The language of our present Canon 7 B(l)(c) has, however, been specifically upheld by a Federal Court as having been “sufficiently and closely drawn so as to avoid unnecessary abridgement of a judicial candidate’s right of free speech during the campaign.” Ackerson v. Kentucky Jud. Ret. & Removal Com’n, 776 F.Supp. 309 (W.D.Ky.1991). The opinion recognized that, while candidates for elective judicial office are not without the protection of the First Amendment, their campaign conduct has nevertheless been regulated to a greater degree than non-judicial candidates. As stated by the U.S. Court of Appeals for the Fifth Circuit in Mortal v. Judiciary Comm’n, 565 F.2d 295, 305 (5th Cir.1977):
Because the judicial office is different in key respects from other offices, the state may regulate its judges with the differences in mind. For example the contours of the judicial function make inappropriate the same kind of particularized pledges of conduct in office that are the very stuff of campaigns for most non-judicial offices. A candidate for the mayoralty can and often should announce his determination to effect some program, to reach a particular result on some question of city policy, or to advance the interests of a particular group. It is expected that his decisions in office may be predetermined by campaign commitment. Not so the candidate for judicial office. He cannot, consistent with the proper exercise of his judicial powers, bind himself to decide particular cases in order to achieve a given programmatic result.

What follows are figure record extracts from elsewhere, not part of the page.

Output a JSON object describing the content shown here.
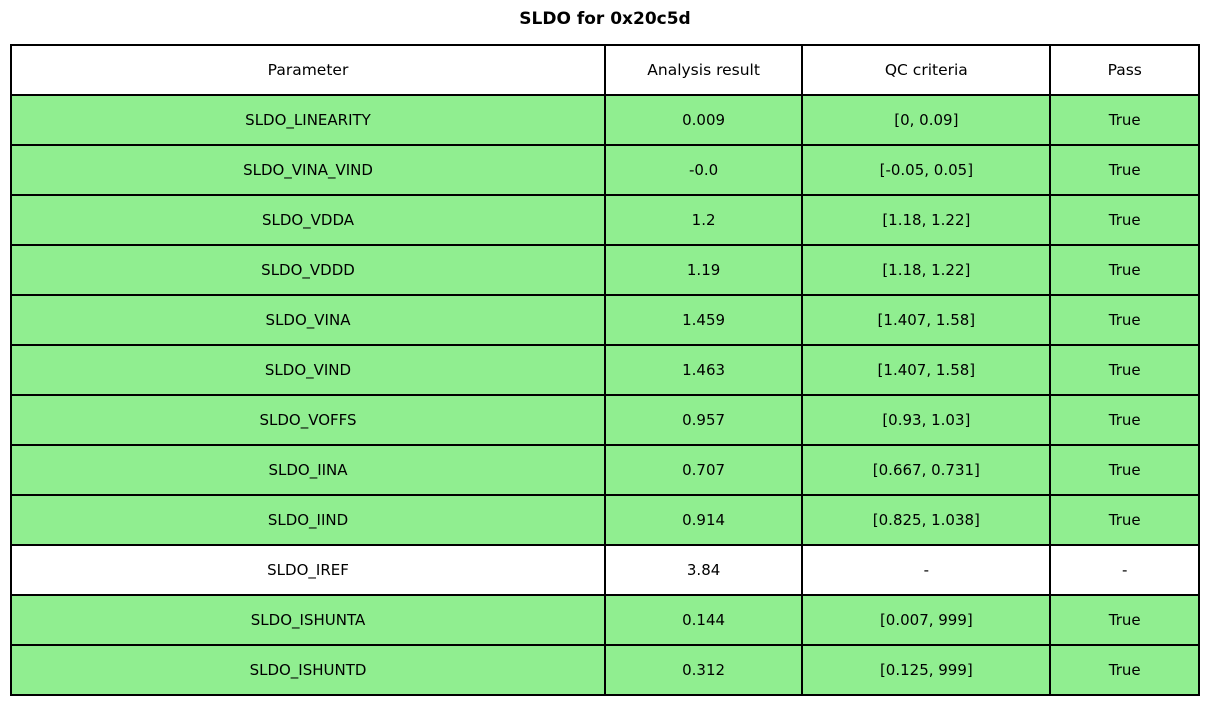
{
  "title": "SLDO for 0x20c5d",
  "colors": {
    "pass_row_bg": "#90EE90",
    "neutral_row_bg": "#FFFFFF",
    "border": "#000000",
    "text": "#000000",
    "background": "#FFFFFF"
  },
  "chart_data": {
    "type": "table",
    "title": "SLDO for 0x20c5d",
    "columns": [
      "Parameter",
      "Analysis result",
      "QC criteria",
      "Pass"
    ],
    "rows": [
      {
        "cells": [
          "SLDO_LINEARITY",
          "0.009",
          "[0, 0.09]",
          "True"
        ],
        "highlight": true
      },
      {
        "cells": [
          "SLDO_VINA_VIND",
          "-0.0",
          "[-0.05, 0.05]",
          "True"
        ],
        "highlight": true
      },
      {
        "cells": [
          "SLDO_VDDA",
          "1.2",
          "[1.18, 1.22]",
          "True"
        ],
        "highlight": true
      },
      {
        "cells": [
          "SLDO_VDDD",
          "1.19",
          "[1.18, 1.22]",
          "True"
        ],
        "highlight": true
      },
      {
        "cells": [
          "SLDO_VINA",
          "1.459",
          "[1.407, 1.58]",
          "True"
        ],
        "highlight": true
      },
      {
        "cells": [
          "SLDO_VIND",
          "1.463",
          "[1.407, 1.58]",
          "True"
        ],
        "highlight": true
      },
      {
        "cells": [
          "SLDO_VOFFS",
          "0.957",
          "[0.93, 1.03]",
          "True"
        ],
        "highlight": true
      },
      {
        "cells": [
          "SLDO_IINA",
          "0.707",
          "[0.667, 0.731]",
          "True"
        ],
        "highlight": true
      },
      {
        "cells": [
          "SLDO_IIND",
          "0.914",
          "[0.825, 1.038]",
          "True"
        ],
        "highlight": true
      },
      {
        "cells": [
          "SLDO_IREF",
          "3.84",
          "-",
          "-"
        ],
        "highlight": false
      },
      {
        "cells": [
          "SLDO_ISHUNTA",
          "0.144",
          "[0.007, 999]",
          "True"
        ],
        "highlight": true
      },
      {
        "cells": [
          "SLDO_ISHUNTD",
          "0.312",
          "[0.125, 999]",
          "True"
        ],
        "highlight": true
      }
    ],
    "legend_position": "none",
    "grid": "full-cell-borders"
  }
}
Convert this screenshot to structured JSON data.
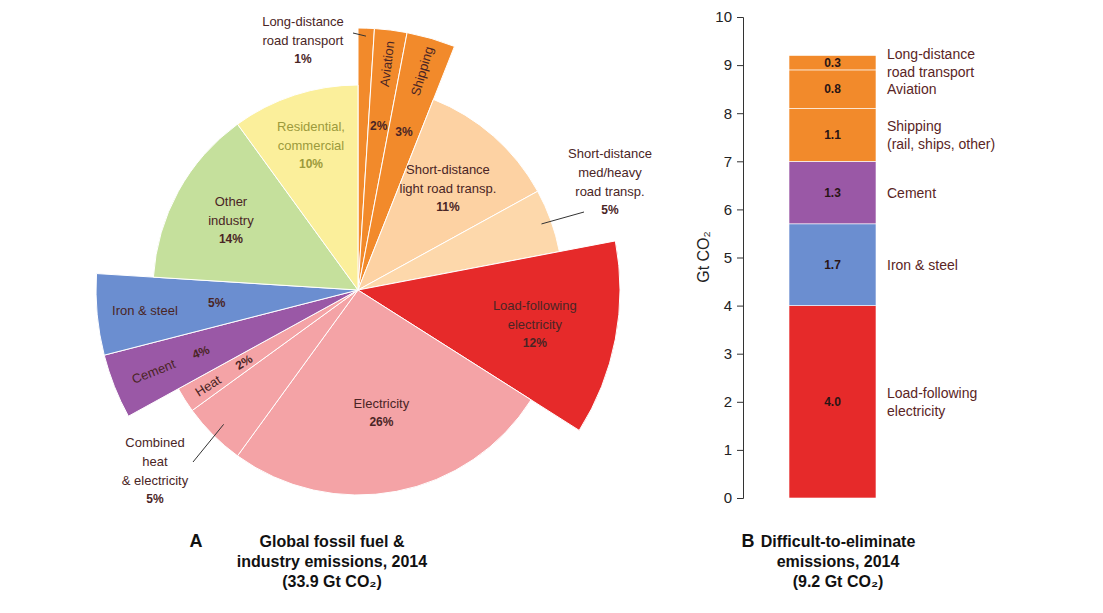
{
  "chart_data": [
    {
      "type": "pie",
      "title": "Global fossil fuel &\nindustry emissions, 2014\n(33.9 Gt CO₂)",
      "annotations": [
        "A"
      ],
      "categories": [
        "Long-distance\nroad transport",
        "Aviation",
        "Shipping",
        "Short-distance\nlight road transp.",
        "Short-distance\nmed/heavy\nroad transp.",
        "Load-following\nelectricity",
        "Electricity",
        "Combined\nheat\n& electricity",
        "Heat",
        "Cement",
        "Iron & steel",
        "Other\nindustry",
        "Residential,\ncommercial"
      ],
      "values": [
        1,
        2,
        3,
        11,
        5,
        12,
        26,
        5,
        2,
        4,
        5,
        14,
        10
      ],
      "value_labels": [
        "1%",
        "2%",
        "3%",
        "11%",
        "5%",
        "12%",
        "26%",
        "5%",
        "2%",
        "4%",
        "5%",
        "14%",
        "10%"
      ],
      "colors": [
        "#f28a2b",
        "#f28a2b",
        "#f28a2b",
        "#fdd2a3",
        "#fdd8ab",
        "#e62a2a",
        "#f4a3a6",
        "#f4a3a6",
        "#f4a3a6",
        "#9a58a6",
        "#6b8ed0",
        "#c5e09c",
        "#fbef9b"
      ],
      "data_labels": true
    },
    {
      "type": "bar",
      "title": "Difficult-to-eliminate\nemissions, 2014\n(9.2 Gt CO₂)",
      "annotations": [
        "B"
      ],
      "y_label": "Gt CO₂",
      "categories": [
        null
      ],
      "stacked": true,
      "data_labels": true,
      "legend": "right",
      "series": [
        {
          "name": "Load-following\nelectricity",
          "color": "#e62a2a",
          "values": [
            4.0
          ],
          "value_labels": [
            "4.0"
          ]
        },
        {
          "name": "Iron & steel",
          "color": "#6b8ed0",
          "values": [
            1.7
          ],
          "value_labels": [
            "1.7"
          ]
        },
        {
          "name": "Cement",
          "color": "#9a58a6",
          "values": [
            1.3
          ],
          "value_labels": [
            "1.3"
          ]
        },
        {
          "name": "Shipping\n(rail, ships, other)",
          "color": "#f28a2b",
          "values": [
            1.1
          ],
          "value_labels": [
            "1.1"
          ]
        },
        {
          "name": "Aviation",
          "color": "#f28a2b",
          "values": [
            0.8
          ],
          "value_labels": [
            "0.8"
          ]
        },
        {
          "name": "Long-distance\nroad transport",
          "color": "#f28a2b",
          "values": [
            0.3
          ],
          "value_labels": [
            "0.3"
          ]
        }
      ],
      "ylim": [
        0,
        10
      ],
      "yticks": [
        0,
        1,
        2,
        3,
        4,
        5,
        6,
        7,
        8,
        9,
        10
      ]
    }
  ]
}
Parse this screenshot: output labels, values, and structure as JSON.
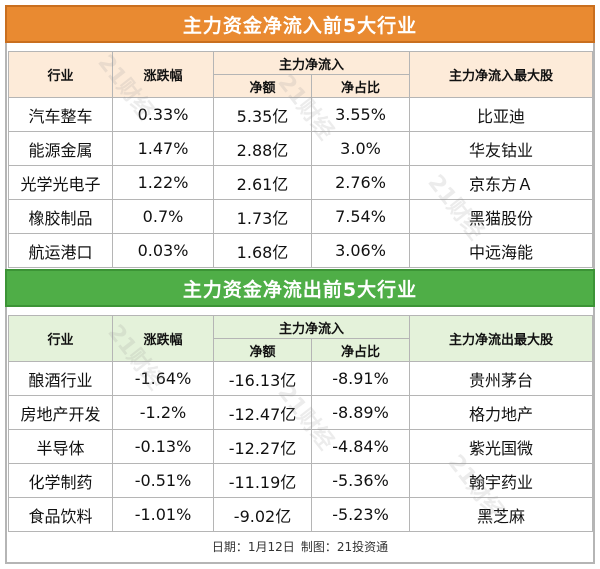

The district court in Ackerson, supra, further found that the language with respect to *205issues which are “likely to come before the court” is not impermissibly vague, stating at page 315:
The canon does not prohibit all speech by a judicial candidate on legal issues. A candidate may fully discuss, debate, and commit himself with respect to legal issues which are unlikely to come before the court. A candidate may also fully discuss and debate legal issues which are likely to come before the court. It is only with respect to the latter that the candidate is prohibited from making direct or indirect commitments.
Finally, the Ackerson opinion holds, as do we, that there is a compelling state interest in so limiting a judicial candidate’s speech, because the making of campaign commitments on issues likely to come before the court tends to undermine the fundamental fairness and impartiality of the legal system.
All of us undoubtedly accumulate some preferences, opinions, biases, and prejudices as we live through our individual life experiences. It is the task of a judge, nevertheless, to make a conscious effort to be as objective as humanly possible in answering the call to be fair and impartial. Justice can hardly be blind if the judge has made a pre-election commitment or prejudgment which causes him or her to apply the blindfold only as to one side of an issue.
The Findings of Fact, Conclusions of Law and Final Order of the Judicial Retirement and Removal Commission publicly censuring Hon. Jed K. Deters is affirmed.
STEPHENS, C.J., and LEIBSON, REYNOLDS and STUMBO, JJ., concur. WINTERSHEIMER, J., concurs in part and dissents in part by separate opinion in which LAMBERT, J., joins.